Novadiscovery SA, Pl. Giovanni da Verrazzano, Lyon, 69009, Rhône, France.
Respiratory Department and Early Phase, Louis Pradel Hospital, Hospices Civils de Lyon Cancer Institute, Lyon, 69100, France.
NPJ Syst Biol Appl. 2023 Jul 31;9(1):37. doi: 10.1038/s41540-023-00292-7.
Lung adenocarcinoma (LUAD) is associated with a low survival rate at advanced stages. Although the development of targeted therapies has improved outcomes in LUAD patients with identified and specific genetic alterations, such as activating mutations on the epidermal growth factor receptor gene (EGFR), the emergence of tumor resistance eventually occurs in all patients and this is driving the development of new therapies. In this paper, we present the In Silico EGFR-mutant LUAD (ISELA) model that links LUAD patients' individual characteristics, including tumor genetic heterogeneity, to tumor size evolution and tumor progression over time under first generation EGFR tyrosine kinase inhibitor gefitinib. This translational mechanistic model gathers extensive knowledge on LUAD and was calibrated on multiple scales, including in vitro, human tumor xenograft mouse and human, reproducing more than 90% of the experimental data identified. Moreover, with 98.5% coverage and 99.4% negative logrank tests, the model accurately reproduced the time to progression from the Lux-Lung 7 clinical trial, which was unused in calibration, thus supporting the model high predictive value.
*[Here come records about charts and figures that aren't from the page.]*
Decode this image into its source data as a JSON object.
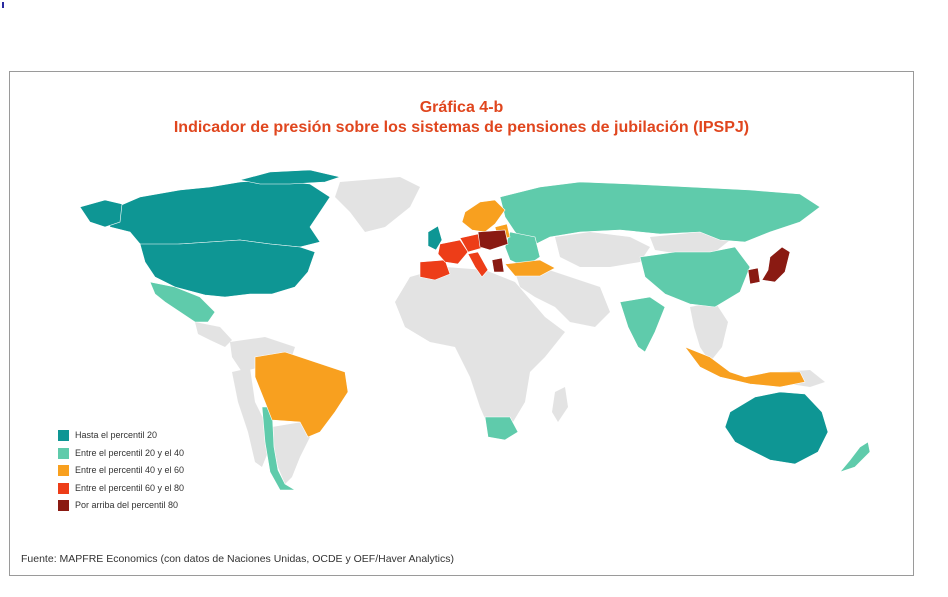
{
  "title_line1": "Gráfica 4-b",
  "title_line2": "Indicador de presión sobre los sistemas de pensiones de jubilación (IPSPJ)",
  "legend": [
    {
      "label": "Hasta el percentil 20",
      "color": "#0e9694"
    },
    {
      "label": "Entre el percentil 20 y el 40",
      "color": "#5fcbab"
    },
    {
      "label": "Entre el percentil 40 y el 60",
      "color": "#f8a01f"
    },
    {
      "label": "Entre el percentil 60 y el 80",
      "color": "#ed3d18"
    },
    {
      "label": "Por arriba del percentil 80",
      "color": "#8a1a12"
    }
  ],
  "no_data_color": "#e3e3e3",
  "source": "Fuente: MAPFRE Economics (con datos de Naciones Unidas, OCDE y OEF/Haver Analytics)",
  "regions": {
    "canada": "p20",
    "united-states": "p20",
    "australia": "p20",
    "ireland-uk": "p20",
    "mexico": "p20-40",
    "russia": "p20-40",
    "china": "p20-40",
    "india": "p20-40",
    "south-africa": "p20-40",
    "chile-argentina": "p20-40",
    "new-zealand": "p20-40",
    "eastern-europe": "p20-40",
    "brazil": "p40-60",
    "indonesia": "p40-60",
    "turkey": "p40-60",
    "scandinavia": "p40-60",
    "baltics": "p40-60",
    "spain-portugal": "p60-80",
    "france": "p60-80",
    "italy": "p60-80",
    "central-europe": "p60-80",
    "japan": "p80+",
    "korea": "p80+",
    "germany-poland": "p80+",
    "greece": "p80+"
  }
}
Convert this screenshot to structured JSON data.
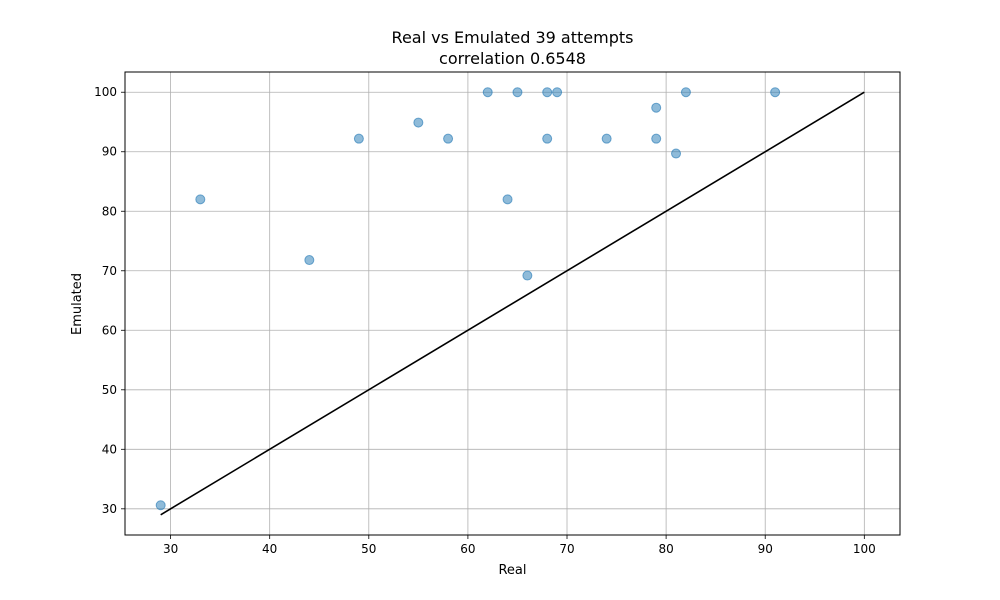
{
  "chart_data": {
    "type": "scatter",
    "title": "Real vs Emulated 39 attempts",
    "subtitle": "correlation 0.6548",
    "xlabel": "Real",
    "ylabel": "Emulated",
    "xlim": [
      25.4,
      103.6
    ],
    "ylim": [
      25.6,
      103.4
    ],
    "xticks": [
      30,
      40,
      50,
      60,
      70,
      80,
      90,
      100
    ],
    "yticks": [
      30,
      40,
      50,
      60,
      70,
      80,
      90,
      100
    ],
    "grid": true,
    "point_color": "#1f77b4",
    "line_color": "#000000",
    "reference_line": {
      "x": [
        29,
        100
      ],
      "y": [
        29,
        100
      ]
    },
    "points": [
      {
        "x": 29,
        "y": 30.6
      },
      {
        "x": 33,
        "y": 82.0
      },
      {
        "x": 44,
        "y": 71.8
      },
      {
        "x": 49,
        "y": 92.2
      },
      {
        "x": 55,
        "y": 94.9
      },
      {
        "x": 58,
        "y": 92.2
      },
      {
        "x": 62,
        "y": 100
      },
      {
        "x": 64,
        "y": 82.0
      },
      {
        "x": 65,
        "y": 100
      },
      {
        "x": 66,
        "y": 69.2
      },
      {
        "x": 68,
        "y": 100
      },
      {
        "x": 68,
        "y": 92.2
      },
      {
        "x": 69,
        "y": 100
      },
      {
        "x": 74,
        "y": 92.2
      },
      {
        "x": 79,
        "y": 97.4
      },
      {
        "x": 79,
        "y": 92.2
      },
      {
        "x": 81,
        "y": 89.7
      },
      {
        "x": 82,
        "y": 100
      },
      {
        "x": 91,
        "y": 100
      }
    ]
  }
}
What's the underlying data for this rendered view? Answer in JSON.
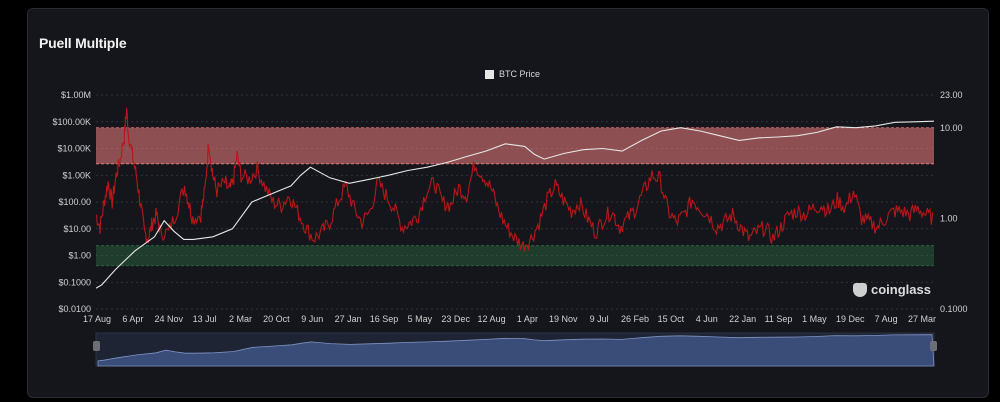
{
  "title": "Puell Multiple",
  "brand": "coinglass",
  "colors": {
    "background": "#15161b",
    "btc_line": "#e6e6e6",
    "puell_line": "#b8161a",
    "red_band": "#f08080",
    "green_band": "#2f6b45",
    "navigator": "#3a4c78"
  },
  "chart_data": {
    "type": "line",
    "title": "Puell Multiple",
    "grid": true,
    "legend": {
      "placement": "top-center",
      "entries": [
        "BTC Price"
      ]
    },
    "x_ticks": [
      "17 Aug",
      "6 Apr",
      "24 Nov",
      "13 Jul",
      "2 Mar",
      "20 Oct",
      "9 Jun",
      "27 Jan",
      "16 Sep",
      "5 May",
      "23 Dec",
      "12 Aug",
      "1 Apr",
      "19 Nov",
      "9 Jul",
      "26 Feb",
      "15 Oct",
      "4 Jun",
      "22 Jan",
      "11 Sep",
      "1 May",
      "19 Dec",
      "7 Aug",
      "27 Mar"
    ],
    "y_left": {
      "scale": "log",
      "ticks": [
        "$1.00M",
        "$100.00K",
        "$10.00K",
        "$1.00K",
        "$100.00",
        "$10.00",
        "$1.00",
        "$0.1000",
        "$0.0100"
      ],
      "range": [
        0.01,
        1000000
      ]
    },
    "y_right": {
      "scale": "log",
      "ticks": [
        "23.00",
        "10.00",
        "1.00",
        "0.1000"
      ],
      "range": [
        0.1,
        23
      ]
    },
    "bands": [
      {
        "axis": "right",
        "range": [
          4,
          10
        ],
        "color": "red"
      },
      {
        "axis": "right",
        "range": [
          0.3,
          0.5
        ],
        "color": "green"
      }
    ],
    "series": [
      {
        "name": "BTC Price",
        "axis": "left",
        "points": [
          [
            0,
            0.06
          ],
          [
            0.3,
            0.08
          ],
          [
            1,
            0.3
          ],
          [
            2,
            1.5
          ],
          [
            3,
            5
          ],
          [
            3.5,
            20
          ],
          [
            4,
            8
          ],
          [
            4.5,
            4
          ],
          [
            5,
            4
          ],
          [
            6,
            5
          ],
          [
            7,
            10
          ],
          [
            8,
            100
          ],
          [
            9,
            200
          ],
          [
            10,
            400
          ],
          [
            10.5,
            1000
          ],
          [
            11,
            2000
          ],
          [
            12,
            800
          ],
          [
            13,
            500
          ],
          [
            14,
            700
          ],
          [
            15,
            1000
          ],
          [
            16,
            1500
          ],
          [
            17,
            2000
          ],
          [
            18,
            3000
          ],
          [
            19,
            5000
          ],
          [
            20,
            8000
          ],
          [
            21,
            15000
          ],
          [
            22,
            12000
          ],
          [
            22.5,
            6000
          ],
          [
            23,
            4000
          ],
          [
            24,
            6500
          ],
          [
            25,
            9000
          ],
          [
            26,
            10000
          ],
          [
            27,
            8000
          ],
          [
            28,
            20000
          ],
          [
            29,
            45000
          ],
          [
            30,
            60000
          ],
          [
            31,
            45000
          ],
          [
            32,
            30000
          ],
          [
            33,
            20000
          ],
          [
            34,
            25000
          ],
          [
            35,
            27000
          ],
          [
            36,
            30000
          ],
          [
            37,
            40000
          ],
          [
            38,
            65000
          ],
          [
            39,
            60000
          ],
          [
            40,
            70000
          ],
          [
            41,
            95000
          ],
          [
            42,
            100000
          ],
          [
            43,
            105000
          ]
        ]
      },
      {
        "name": "Puell Multiple",
        "axis": "right",
        "points": [
          [
            0,
            1.1
          ],
          [
            0.5,
            0.8
          ],
          [
            1,
            1.5
          ],
          [
            1.5,
            2.5
          ],
          [
            2,
            1.5
          ],
          [
            2.5,
            3
          ],
          [
            3,
            4.5
          ],
          [
            3.5,
            8
          ],
          [
            3.8,
            16
          ],
          [
            4,
            9
          ],
          [
            4.5,
            5
          ],
          [
            5,
            3
          ],
          [
            5.5,
            1.5
          ],
          [
            6,
            0.7
          ],
          [
            6.5,
            0.6
          ],
          [
            7,
            0.9
          ],
          [
            7.5,
            1.1
          ],
          [
            8,
            0.7
          ],
          [
            9,
            0.7
          ],
          [
            10,
            1.2
          ],
          [
            11,
            2.3
          ],
          [
            11.5,
            1.5
          ],
          [
            12,
            1.0
          ],
          [
            13,
            1.1
          ],
          [
            13.5,
            2
          ],
          [
            14,
            7
          ],
          [
            14.5,
            3
          ],
          [
            15,
            2
          ],
          [
            16,
            2.5
          ],
          [
            16.5,
            2
          ],
          [
            17,
            2.5
          ],
          [
            17.5,
            5
          ],
          [
            18,
            3
          ],
          [
            19,
            2.7
          ],
          [
            20,
            3.5
          ],
          [
            21,
            2.2
          ],
          [
            22,
            1.5
          ],
          [
            23,
            1.4
          ],
          [
            24,
            1.8
          ],
          [
            25,
            1.2
          ],
          [
            26,
            0.8
          ],
          [
            27,
            0.6
          ],
          [
            28,
            0.7
          ],
          [
            29,
            0.9
          ],
          [
            30,
            1.5
          ],
          [
            31,
            2.3
          ],
          [
            32,
            1.3
          ],
          [
            33,
            0.9
          ],
          [
            34,
            1.2
          ],
          [
            35,
            2.5
          ],
          [
            36,
            1.8
          ],
          [
            37,
            1.3
          ],
          [
            38,
            0.8
          ],
          [
            39,
            0.9
          ],
          [
            40,
            1.1
          ],
          [
            41,
            2
          ],
          [
            42,
            2.5
          ],
          [
            43,
            1.5
          ],
          [
            44,
            1.4
          ],
          [
            45,
            2.2
          ],
          [
            46,
            1.8
          ],
          [
            47,
            4
          ],
          [
            48,
            3
          ],
          [
            49,
            2.2
          ],
          [
            50,
            1.2
          ],
          [
            51,
            0.8
          ],
          [
            52,
            0.6
          ],
          [
            53,
            0.5
          ],
          [
            54,
            0.6
          ],
          [
            55,
            0.9
          ],
          [
            56,
            1.6
          ],
          [
            57,
            2.3
          ],
          [
            58,
            1.6
          ],
          [
            59,
            1.2
          ],
          [
            60,
            1.5
          ],
          [
            61,
            1.0
          ],
          [
            62,
            0.7
          ],
          [
            63,
            1.0
          ],
          [
            64,
            1.2
          ],
          [
            65,
            0.8
          ],
          [
            66,
            1.0
          ],
          [
            67,
            1.3
          ],
          [
            68,
            2
          ],
          [
            69,
            3
          ],
          [
            70,
            2.7
          ],
          [
            71,
            1.2
          ],
          [
            72,
            0.9
          ],
          [
            73,
            1.1
          ],
          [
            74,
            1.6
          ],
          [
            75,
            1.3
          ],
          [
            76,
            1.1
          ],
          [
            77,
            0.8
          ],
          [
            78,
            0.9
          ],
          [
            79,
            1.1
          ],
          [
            80,
            0.8
          ],
          [
            81,
            0.6
          ],
          [
            82,
            0.7
          ],
          [
            83,
            0.8
          ],
          [
            84,
            0.6
          ],
          [
            85,
            0.8
          ],
          [
            86,
            1.1
          ],
          [
            87,
            1.2
          ],
          [
            88,
            1.1
          ],
          [
            89,
            1.3
          ],
          [
            90,
            1.4
          ],
          [
            91,
            1.2
          ],
          [
            92,
            1.6
          ],
          [
            93,
            1.3
          ],
          [
            94,
            2.0
          ],
          [
            95,
            1.0
          ],
          [
            96,
            0.9
          ],
          [
            97,
            0.8
          ],
          [
            98,
            1.0
          ],
          [
            99,
            1.2
          ],
          [
            100,
            1.2
          ],
          [
            101,
            1.1
          ],
          [
            102,
            1.3
          ],
          [
            103,
            1.1
          ],
          [
            104,
            1.0
          ]
        ]
      }
    ]
  }
}
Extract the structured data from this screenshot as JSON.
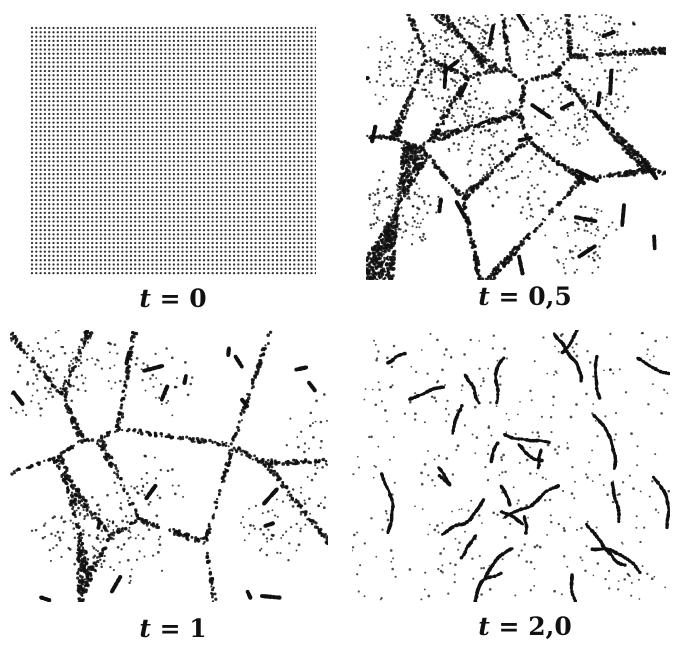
{
  "figure": {
    "panels": [
      {
        "id": "t0",
        "variable": "t",
        "equals": "=",
        "value": "0",
        "pattern": "uniform-grid"
      },
      {
        "id": "t05",
        "variable": "t",
        "equals": "=",
        "value": "0,5",
        "pattern": "cellular-dense"
      },
      {
        "id": "t1",
        "variable": "t",
        "equals": "=",
        "value": "1",
        "pattern": "cellular-medium"
      },
      {
        "id": "t20",
        "variable": "t",
        "equals": "=",
        "value": "2,0",
        "pattern": "filaments"
      }
    ],
    "colors": {
      "ink": "#111111",
      "background": "#ffffff"
    }
  }
}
This knowledge-based mechanistic model could be a valuable tool in the development of new therapies targeting EGFR-mutant LUAD as a foundation for the generation of synthetic control arms.
肺腺癌(LUAD)在晚期的生存率较低。尽管针对表皮生长因子受体基因(EGFR)的激活突变等特定基因突变的靶向治疗已经改善了 LUAD 患者的预后,但所有患者最终都会出现肿瘤耐药,这推动了新治疗方法的发展。在本文中,我们提出了基于计算机的 EGFR 突变 LUAD(ISELA)模型,该模型将 LUAD 患者的个体特征(包括肿瘤遗传异质性)与第一代 EGFR 酪氨酸激酶抑制剂吉非替尼作用下的肿瘤大小演变和随时间推移的肿瘤进展联系起来。这个转化机制模型汇集了广泛的 LUAD 知识,并在多个尺度上进行了校准,包括体外、人肿瘤异种移植鼠和人体,复制了超过 90%的已确定实验数据。此外,该模型以 98.5%的覆盖率和 99.4%的负对数秩检验准确复制了 Lux-Lung 7 临床试验中的无进展生存期,而该试验未用于校准,因此支持该模型具有较高的预测价值。这个基于知识的机制模型可以成为针对 EGFR 突变 LUAD 的新治疗方法开发的有价值的工具,作为生成合成对照臂的基础。